Claims that Gerber misrepresented nutrients, sugar content of products can proceed

By Anthony H. Nguyen, JD

Allegations that Gerber Products Co. misrepresented the nutrients and sugar content of its infant and toddler food and beverage products stated claims under the California Unfair Competition Law, False Advertising Law, and Consumers Legal Remedies Act, according to the federal district court in San Jose, California (Bruton v. Gerber Products Co., September 6, 2013, Koh, L.). A consumer’s claims were not preempted because they were brought under California law, which had adopted parallel requirements to federal law.

Background. Gerber Products Company and Nestle U.S.A., Inc. produce, package, and sell retail food products through the Gerber brand for consumption by infants and children under two years of age. Natalia Bruton alleged that Gerber’s products are misbranded because of “unlawful and deceptive misrepresentations” on products at Gerber’s websites, including: (a) nutrient content claims, such as “Excellent Source,” “Good Source,” “As Healthy As Fresh,” and “No Added Sugar”; (b) “natural” claims; and (c) sugar-related claims. Bruton asserted that, at the point of sale, she did not know or have reason to know that the products were misbranded and that she would not have bought the products if she had known more.

Bruton challenged Gerber’s use of “nutrient content claims,” which are claims about specific nutrients contained in a product that must be made in accordance with federal regulations at 21 U.S.C. sec. 343(r). Bruton alleged that Gerber and Nestle made nutrient content claims on virtually all of their Gerber food products, despite the fact that FDA authorizes nutrient content claims on foods for adults that are not permitted for children under age two due to differing nutritional needs. Bruton also asserted that Gerber was misleading in touting the Gerber products as “100% natural” when the products contained artificial ingredients or added ingredients not expected to be in food.

Finally, Bruton alleged that Gerber’s products labeled with a “No Added Sugar” or similar sugar-related nutrient content claim contained disqualifying levels of calories that violated 21 C.F.R. sec. 101.60(c)(2) and prohibited the claim from being made absent a mandated disclosure statement warning of the higher caloric level of the products.

Gerber and Nestle moved to dismiss Bruton’s complaint.

Preemption. Gerber contended that the Food, Drug, and Cosmetic Act expressly preempted all of Bruton’s claims because she sought to enforce labeling rules that were different from the FDA regulations. In addition, to the extent that Bruton sought to enforce labeling rules identical to FDA regulations, Gerber contended that those claims were impliedly preempted because there is no private right of action under the FDC Act for suing to enforce compliance with the federal regulations. The district court disagreed with both arguments, holding that Gerber did not overcome the presumption against preemption.

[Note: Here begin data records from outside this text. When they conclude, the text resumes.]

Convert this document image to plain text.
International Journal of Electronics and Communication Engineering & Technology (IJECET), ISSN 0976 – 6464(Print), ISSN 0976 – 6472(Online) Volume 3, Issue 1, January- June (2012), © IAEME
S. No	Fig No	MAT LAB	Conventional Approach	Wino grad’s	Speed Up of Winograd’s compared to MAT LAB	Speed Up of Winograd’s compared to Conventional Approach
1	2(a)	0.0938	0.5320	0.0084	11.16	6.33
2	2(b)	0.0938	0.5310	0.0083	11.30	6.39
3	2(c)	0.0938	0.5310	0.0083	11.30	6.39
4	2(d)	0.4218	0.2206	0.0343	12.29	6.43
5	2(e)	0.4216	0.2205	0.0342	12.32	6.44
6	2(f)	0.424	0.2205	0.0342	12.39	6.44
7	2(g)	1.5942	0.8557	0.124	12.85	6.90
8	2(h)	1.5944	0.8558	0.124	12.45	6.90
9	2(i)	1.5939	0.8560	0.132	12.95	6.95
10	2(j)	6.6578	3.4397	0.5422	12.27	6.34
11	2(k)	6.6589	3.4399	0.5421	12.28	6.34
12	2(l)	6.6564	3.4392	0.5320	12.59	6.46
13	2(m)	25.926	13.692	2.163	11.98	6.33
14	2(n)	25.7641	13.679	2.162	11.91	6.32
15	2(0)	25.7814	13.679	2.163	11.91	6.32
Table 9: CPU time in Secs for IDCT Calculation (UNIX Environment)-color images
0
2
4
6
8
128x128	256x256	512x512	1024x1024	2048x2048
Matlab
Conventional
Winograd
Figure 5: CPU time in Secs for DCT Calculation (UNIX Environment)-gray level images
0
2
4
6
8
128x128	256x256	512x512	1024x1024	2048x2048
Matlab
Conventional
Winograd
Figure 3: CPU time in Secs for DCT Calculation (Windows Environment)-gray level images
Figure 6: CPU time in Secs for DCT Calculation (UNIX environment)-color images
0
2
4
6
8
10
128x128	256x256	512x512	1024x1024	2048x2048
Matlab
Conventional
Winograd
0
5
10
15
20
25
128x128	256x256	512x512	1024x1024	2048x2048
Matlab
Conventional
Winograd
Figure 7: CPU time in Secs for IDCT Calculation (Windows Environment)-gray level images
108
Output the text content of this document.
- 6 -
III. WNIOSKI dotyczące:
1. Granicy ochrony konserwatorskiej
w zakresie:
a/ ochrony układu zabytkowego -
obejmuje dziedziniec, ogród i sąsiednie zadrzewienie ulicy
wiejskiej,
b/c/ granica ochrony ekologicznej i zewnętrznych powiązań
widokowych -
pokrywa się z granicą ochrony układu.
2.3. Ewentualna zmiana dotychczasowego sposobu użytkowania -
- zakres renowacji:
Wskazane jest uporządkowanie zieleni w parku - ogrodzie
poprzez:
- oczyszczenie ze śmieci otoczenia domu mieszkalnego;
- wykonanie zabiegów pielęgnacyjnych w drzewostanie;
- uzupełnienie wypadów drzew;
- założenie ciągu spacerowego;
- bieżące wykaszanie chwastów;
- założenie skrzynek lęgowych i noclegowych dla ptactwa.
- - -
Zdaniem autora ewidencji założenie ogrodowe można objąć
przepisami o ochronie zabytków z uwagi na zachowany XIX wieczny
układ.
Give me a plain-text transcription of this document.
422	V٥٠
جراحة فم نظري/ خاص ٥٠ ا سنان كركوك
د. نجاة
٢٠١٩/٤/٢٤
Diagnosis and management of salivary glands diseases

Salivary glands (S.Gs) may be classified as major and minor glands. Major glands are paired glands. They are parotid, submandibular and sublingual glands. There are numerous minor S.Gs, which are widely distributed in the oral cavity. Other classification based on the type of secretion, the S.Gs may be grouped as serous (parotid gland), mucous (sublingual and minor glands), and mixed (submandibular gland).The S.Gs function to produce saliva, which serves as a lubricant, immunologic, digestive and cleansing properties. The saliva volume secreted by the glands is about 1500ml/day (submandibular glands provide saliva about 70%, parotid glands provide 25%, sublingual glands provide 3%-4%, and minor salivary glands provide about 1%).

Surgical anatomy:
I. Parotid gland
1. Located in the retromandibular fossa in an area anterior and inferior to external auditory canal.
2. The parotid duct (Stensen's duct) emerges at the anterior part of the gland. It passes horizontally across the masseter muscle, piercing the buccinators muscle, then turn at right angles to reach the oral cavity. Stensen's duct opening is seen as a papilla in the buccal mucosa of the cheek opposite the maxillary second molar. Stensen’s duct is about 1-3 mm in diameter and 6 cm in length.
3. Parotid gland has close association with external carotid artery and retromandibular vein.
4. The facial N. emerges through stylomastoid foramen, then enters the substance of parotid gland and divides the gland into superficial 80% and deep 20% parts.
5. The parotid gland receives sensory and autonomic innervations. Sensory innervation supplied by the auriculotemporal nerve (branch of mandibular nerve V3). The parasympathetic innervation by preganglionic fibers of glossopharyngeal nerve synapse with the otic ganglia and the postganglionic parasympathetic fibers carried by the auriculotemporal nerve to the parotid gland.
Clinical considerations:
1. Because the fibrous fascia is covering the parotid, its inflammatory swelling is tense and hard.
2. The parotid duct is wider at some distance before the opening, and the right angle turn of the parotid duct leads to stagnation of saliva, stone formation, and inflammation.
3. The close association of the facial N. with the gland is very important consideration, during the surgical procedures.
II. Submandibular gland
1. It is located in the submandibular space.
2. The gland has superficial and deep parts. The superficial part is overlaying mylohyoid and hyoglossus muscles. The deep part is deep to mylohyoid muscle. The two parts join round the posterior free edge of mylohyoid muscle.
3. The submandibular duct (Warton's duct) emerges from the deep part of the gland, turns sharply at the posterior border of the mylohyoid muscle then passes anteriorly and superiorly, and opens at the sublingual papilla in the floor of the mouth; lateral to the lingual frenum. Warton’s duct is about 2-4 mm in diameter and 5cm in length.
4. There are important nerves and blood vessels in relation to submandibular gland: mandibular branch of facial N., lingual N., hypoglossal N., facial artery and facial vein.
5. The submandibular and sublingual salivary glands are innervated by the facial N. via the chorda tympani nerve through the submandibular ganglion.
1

As both parties in the case asserted that Bruton’s claims fell within the scope of the FDA’s requirements, the court found that, for the purposes of the motion, the claims were not subject to express preemption. Additionally, Bruton did not dispute that under the FDC Act private litigants were expressly prohibited from suing to enforce compliance with federal regulations. However, she argued that implied preemption did not apply because she was not attempting to enforce the FDC Act, but rather to enforce California’s legal requirements which were identical to FDA regulations.

The court also found it significant that Congress has not set forth a “clear and manifest” statement that it intended state food labeling claims to be subject to implied preemption. The Nutritional Labeling and Education Act explicitly stated that the NLEA could not be construed to preempt a state law provision, unless the provision was expressly preempted. As the NLEA amended the FDC Act, the latter was not intended to impliedly preempt state-law food labeling claims.

Bruton noted that, because her claims were based on state laws that parallel the federal regulations, she was suing for conduct that also violated the FDC Act. Therefore, her claims were not expressly preempted. Second, Bruton contended that she was not suing because the conduct violated the FDC Act, but rather because the conduct violated California’s Sherman Law, which could have imposed the exact same regulations even if the FDC Act was never passed and which includes some provisions that are independent of the federal regulations that they mirror.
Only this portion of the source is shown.